Thank you for your insights.
Bob
The level of compassion that I have with my current Endo is at a level that I never had with a doctor of any form. The main reason why? She is a type 1 on the same exact insulin pump as me. I feel blessed that I am able to have an Endo that actually lives with the same ups and downs as I do. I think compassion is key and not just tell a patient what to do because you went to college for 6 more years then I did.
As one of my instructors says, doctors should say patients are “adherent/non-adherent to therapy” instead of “complaint/noncomplaint.”
I have not yet run across a type 1 endo for myself, but I would trust a doctor who has been a type 1 diabetic for a year more than a non-diabetic endocrinologist with forty years of practice under her belt. Some things can’t be understood from the outside, and being sick is one of them. Many can show compassion, but few can understand.
Great article highlighting an important point. Talking to patients in a dogmatic, pedantic, condescending manner is not an effective behavior change strategy. Physicians have traditionally seen themselves as a parent figure treating patients like errant children.
As a psychologist I see this in my own diabetic challenges. In moving to the Seattle area I’m with my third physician and have finally found an endocronologist who treats me like an adult with diabetes rather than a disease attached to a recalcitrant non compliant human being. The first two nit picked when I had a hamburger scolding me about diet and not focusing that my A1c has been 6.1 or less for over 5 years.
Until doctors see adult patients as adults and interact as such we will be treated as disobedient children. My advice…..don’t put up with it keep changing doctors until you find one that treats you well medically and humanly.
I have a great doctor. He will discuss anything I feel the need to discuss. If he doesn’t have an answer off the top of his head he will leave the room and go research the question. So far I have never left his office without an answer to any question I have posed. He does not have diabetes but he certainly seems to realize the strain it can pose on a person. Some of his answers have been a little far reaching but so far they have worked well for me. He is entirely cognizant of the difficulties my lifestyle poses in addition to the diabetes and he works with me to overcome the particular difficulties they pose.
I like the idea of the conversation. It makes sense, and hopefully brings both people closer to the same level.

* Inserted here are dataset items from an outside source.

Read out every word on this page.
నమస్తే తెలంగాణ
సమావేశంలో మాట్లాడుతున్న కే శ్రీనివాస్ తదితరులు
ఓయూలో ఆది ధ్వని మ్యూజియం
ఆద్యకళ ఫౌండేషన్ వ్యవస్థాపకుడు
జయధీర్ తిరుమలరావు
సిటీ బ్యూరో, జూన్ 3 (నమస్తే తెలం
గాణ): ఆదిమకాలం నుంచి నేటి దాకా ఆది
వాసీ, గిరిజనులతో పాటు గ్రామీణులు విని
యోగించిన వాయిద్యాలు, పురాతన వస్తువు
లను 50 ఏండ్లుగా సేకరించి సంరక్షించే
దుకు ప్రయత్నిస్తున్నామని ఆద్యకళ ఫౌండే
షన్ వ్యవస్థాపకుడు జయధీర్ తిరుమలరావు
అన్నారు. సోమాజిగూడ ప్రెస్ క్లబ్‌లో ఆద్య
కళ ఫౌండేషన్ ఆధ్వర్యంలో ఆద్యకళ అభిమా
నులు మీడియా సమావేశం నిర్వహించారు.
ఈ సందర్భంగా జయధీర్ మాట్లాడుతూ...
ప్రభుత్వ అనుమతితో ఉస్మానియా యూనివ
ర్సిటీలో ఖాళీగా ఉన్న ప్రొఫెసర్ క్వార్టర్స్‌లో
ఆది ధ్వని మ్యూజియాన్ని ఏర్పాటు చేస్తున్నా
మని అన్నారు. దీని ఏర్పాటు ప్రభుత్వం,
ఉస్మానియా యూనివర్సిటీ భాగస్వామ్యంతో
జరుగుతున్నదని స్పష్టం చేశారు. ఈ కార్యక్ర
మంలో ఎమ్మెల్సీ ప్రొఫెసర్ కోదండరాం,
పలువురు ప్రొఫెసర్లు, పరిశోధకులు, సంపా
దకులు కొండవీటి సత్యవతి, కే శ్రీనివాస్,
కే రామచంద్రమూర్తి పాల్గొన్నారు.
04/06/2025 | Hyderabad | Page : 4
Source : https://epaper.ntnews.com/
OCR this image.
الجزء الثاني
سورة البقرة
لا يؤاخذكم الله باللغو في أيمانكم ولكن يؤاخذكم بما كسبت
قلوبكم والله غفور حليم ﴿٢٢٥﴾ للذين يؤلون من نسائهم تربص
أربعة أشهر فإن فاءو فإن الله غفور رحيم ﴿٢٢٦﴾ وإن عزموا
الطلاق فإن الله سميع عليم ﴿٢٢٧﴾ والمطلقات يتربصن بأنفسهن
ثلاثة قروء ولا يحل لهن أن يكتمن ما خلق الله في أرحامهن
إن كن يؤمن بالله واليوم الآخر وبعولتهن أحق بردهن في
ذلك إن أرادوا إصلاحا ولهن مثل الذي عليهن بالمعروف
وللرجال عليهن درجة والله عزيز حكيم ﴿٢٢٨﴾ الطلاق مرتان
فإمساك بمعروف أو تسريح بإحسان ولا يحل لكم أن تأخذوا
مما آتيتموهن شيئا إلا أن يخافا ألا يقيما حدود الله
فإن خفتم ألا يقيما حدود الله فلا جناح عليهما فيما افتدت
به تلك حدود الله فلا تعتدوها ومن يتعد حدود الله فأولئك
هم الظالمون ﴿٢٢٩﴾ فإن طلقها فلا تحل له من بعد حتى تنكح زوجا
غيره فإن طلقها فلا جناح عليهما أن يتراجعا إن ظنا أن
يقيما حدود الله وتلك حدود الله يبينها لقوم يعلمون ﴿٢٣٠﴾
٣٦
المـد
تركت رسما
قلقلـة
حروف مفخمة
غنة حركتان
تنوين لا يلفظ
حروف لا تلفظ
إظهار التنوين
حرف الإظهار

As a psychologist I see this in my own diabetic challenges. In moving to the Seattle area I’m with my third physician and have finally found an endocronologist who treats me like an adult with diabetes rather than a disease attached to a recalcitrant non compliant human being. The first two nit picked when I had a hamburger scolding me about diet and not focusing that my A1c has been 6.1 or less for over 5 years.